Dean, Sam, Castiel and Jo have all inherited their adopted Uncle Bobby’s theater, and it’s a grand old building. Old is the operative word. The electricity shorts out. There’s odd noises. Things keep moving around.
There’s no such thing as ghosts, Dean keeps insisting. He isn’t going to end up like his father, pretending to kill supernatural creatures. He has bigger things on his mind. Like Castiel, and the decades-spanning longing that will never die.
When their renovations reveal a secret room in the basement, everything he’s ever told himself was true quickly unravels, bringing him closer to the man he desperately loves.
Dean is so done with this phone call. Leaning back in his office chair, he watches an industrious spider spin a web across a corner of the ceiling as his father lectures him in an echoing, static filled voice. Sam lopes by the office door, notices Dean’s face, and raises an eyebrow. Dean sticks his thumb on his forehead, fingers splayed - the sign for “Dad”. Sam makes a face and leaves without further comment. Dean would like to flip him off, but can’t really blame him.
“I just think you should sell the place,” he’s saying. John’s voice is both tinny and fuzzy, like he’s on speaker for the world’s crappiest phone. “Like you did with that other building.”
Dean sighs. “Dad. None of us wanted to run a bar, and the money from The Roadhouse is helping us renovate the theater. Besides, they left the theater to all of us, so I only own a fourth.”
“Well what do you want with a theater for, anyway?” his father’s sneering tone says volumes.
“We’ve had this conversation. We had it in high school, then in college, and again after Bobby died. I feel like it’s overdone now. This is our home, and we’re happy here. Neither of us were suited for your um… life.”
“I would have settled for the Marines, dammit!” he hears John slam the horn for emphasis, and winces. Dean hopes he’s not drunk, driving, or both.
“Dad, gotta go. I’m late for the gay orgy. It’s my turn to bring the dildos, and I have a dress to pick up from the cleaners.” Dean hangs up on his father’s sputtering.
When he looks up, he finds that Castiel is leaning on the doorway, unlit cigarette rolling between his fingers. “I know you meant to piss your father off, but this show isn’t actually far off from that.”
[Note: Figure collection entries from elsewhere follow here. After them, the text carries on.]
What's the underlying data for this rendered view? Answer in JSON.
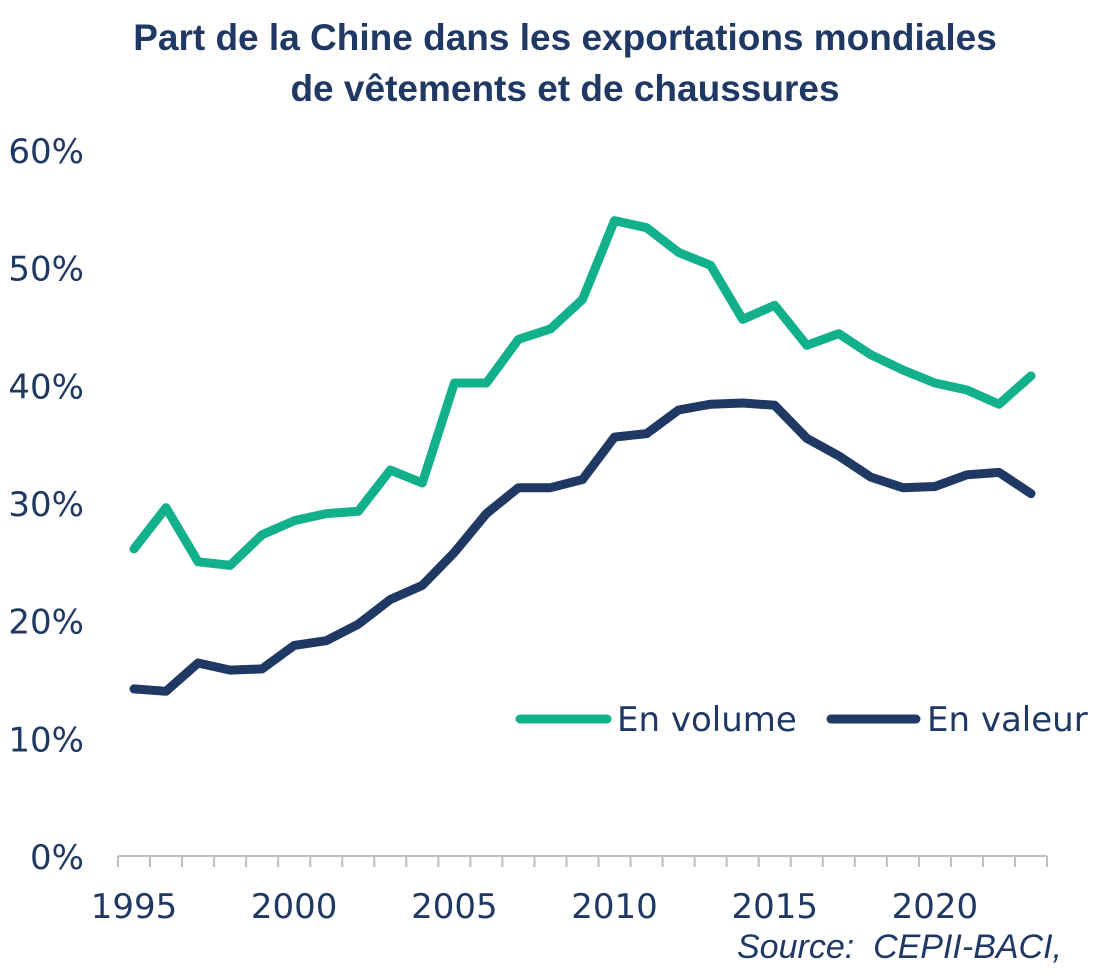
{
  "chart_data": {
    "type": "line",
    "title": "Part de la Chine dans les exportations mondiales de vêtements et de chaussures",
    "xlabel": "",
    "ylabel": "",
    "x": [
      1995,
      1996,
      1997,
      1998,
      1999,
      2000,
      2001,
      2002,
      2003,
      2004,
      2005,
      2006,
      2007,
      2008,
      2009,
      2010,
      2011,
      2012,
      2013,
      2014,
      2015,
      2016,
      2017,
      2018,
      2019,
      2020,
      2021,
      2022,
      2023
    ],
    "series": [
      {
        "name": "En volume",
        "color": "#13b08c",
        "values": [
          26.1,
          29.6,
          25.0,
          24.7,
          27.3,
          28.5,
          29.1,
          29.3,
          32.8,
          31.7,
          40.2,
          40.2,
          43.9,
          44.8,
          47.3,
          54.0,
          53.4,
          51.3,
          50.2,
          45.6,
          46.8,
          43.4,
          44.4,
          42.6,
          41.3,
          40.2,
          39.6,
          38.4,
          40.8
        ]
      },
      {
        "name": "En valeur",
        "color": "#1f3864",
        "values": [
          14.2,
          14.0,
          16.4,
          15.8,
          15.9,
          17.9,
          18.3,
          19.7,
          21.8,
          23.0,
          25.8,
          29.1,
          31.3,
          31.3,
          32.0,
          35.6,
          35.9,
          37.9,
          38.4,
          38.5,
          38.3,
          35.5,
          34.0,
          32.2,
          31.3,
          31.4,
          32.4,
          32.6,
          30.8
        ]
      }
    ],
    "ylim": [
      0,
      60
    ],
    "xlim": [
      1995,
      2023
    ],
    "yticks": [
      "0%",
      "10%",
      "20%",
      "30%",
      "40%",
      "50%",
      "60%"
    ],
    "xticks": [
      "1995",
      "2000",
      "2005",
      "2010",
      "2015",
      "2020"
    ],
    "grid": false,
    "legend_position": "right"
  },
  "source": "Source:  CEPII-BACI,"
}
Dean gets up and takes the cigarette away from Cas, flicking it into the garbage can. “Well. That just makes it better. You’re here early.”
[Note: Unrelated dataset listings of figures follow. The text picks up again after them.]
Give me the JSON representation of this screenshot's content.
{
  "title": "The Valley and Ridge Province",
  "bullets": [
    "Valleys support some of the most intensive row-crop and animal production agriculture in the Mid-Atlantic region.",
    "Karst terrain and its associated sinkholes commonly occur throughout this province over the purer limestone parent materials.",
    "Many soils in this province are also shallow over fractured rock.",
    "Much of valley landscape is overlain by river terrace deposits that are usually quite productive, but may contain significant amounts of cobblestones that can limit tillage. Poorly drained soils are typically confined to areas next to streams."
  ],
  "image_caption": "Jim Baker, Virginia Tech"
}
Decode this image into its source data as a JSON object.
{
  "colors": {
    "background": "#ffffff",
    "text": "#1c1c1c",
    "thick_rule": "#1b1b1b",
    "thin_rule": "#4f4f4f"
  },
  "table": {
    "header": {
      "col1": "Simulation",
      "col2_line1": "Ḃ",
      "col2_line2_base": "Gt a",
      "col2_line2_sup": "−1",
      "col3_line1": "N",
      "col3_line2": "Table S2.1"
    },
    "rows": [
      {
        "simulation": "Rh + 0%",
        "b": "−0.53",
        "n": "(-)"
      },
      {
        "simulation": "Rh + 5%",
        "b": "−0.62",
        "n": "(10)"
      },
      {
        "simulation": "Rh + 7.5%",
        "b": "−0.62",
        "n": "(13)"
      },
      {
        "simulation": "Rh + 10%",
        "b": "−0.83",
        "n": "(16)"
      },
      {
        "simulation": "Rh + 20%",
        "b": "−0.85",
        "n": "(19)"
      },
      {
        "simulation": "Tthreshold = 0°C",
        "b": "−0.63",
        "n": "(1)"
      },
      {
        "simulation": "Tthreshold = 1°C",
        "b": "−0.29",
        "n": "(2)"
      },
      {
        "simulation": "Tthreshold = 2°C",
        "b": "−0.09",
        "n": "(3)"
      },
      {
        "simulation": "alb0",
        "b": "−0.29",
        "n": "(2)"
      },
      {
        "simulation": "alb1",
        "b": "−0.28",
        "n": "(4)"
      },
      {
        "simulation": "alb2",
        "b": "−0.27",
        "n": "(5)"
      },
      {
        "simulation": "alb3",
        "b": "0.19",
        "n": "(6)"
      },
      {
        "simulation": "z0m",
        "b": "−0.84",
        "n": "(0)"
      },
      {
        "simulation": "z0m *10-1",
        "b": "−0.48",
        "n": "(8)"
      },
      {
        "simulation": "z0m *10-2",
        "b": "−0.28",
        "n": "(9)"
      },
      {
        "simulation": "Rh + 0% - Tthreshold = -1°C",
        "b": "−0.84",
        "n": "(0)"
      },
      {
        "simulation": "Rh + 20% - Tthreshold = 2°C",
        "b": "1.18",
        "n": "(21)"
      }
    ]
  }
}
Cas grins, leaning over to kiss him on the cheek, sending the old familiar thrill down his spine. It’s chased by a melancholy that he hides with a smile. Castiel chooses not to see it, as usual.
“Yeah, well, “ Castiel says, “Jo wanted to go over the choreography for the Time Warp. It’s just a jump to the left, but not everyone agrees on the definition of left.”
Jo passes through the hall, grabbing Cas by the ear as she does, forcing him to either go with her or suffer a painful fate. “C’mon handsome, stop torturing Dean.”
He rolls his eyes, closing the door to his office and sitting on the worn and oft-repaired couch. The room is his, but it still feels like it belongs to Bobby, from the smell of old wood oil to the dust that hangs in the light from the window.
Sam, Jo, Dean and Cas grew up in this old building, helping backstage and showing old folks to their seats. They hung out in the costume storage and the scene shop upstairs. The best memories of his life are filled with sawdust and makeup, as far away from his father and his delusions as possible.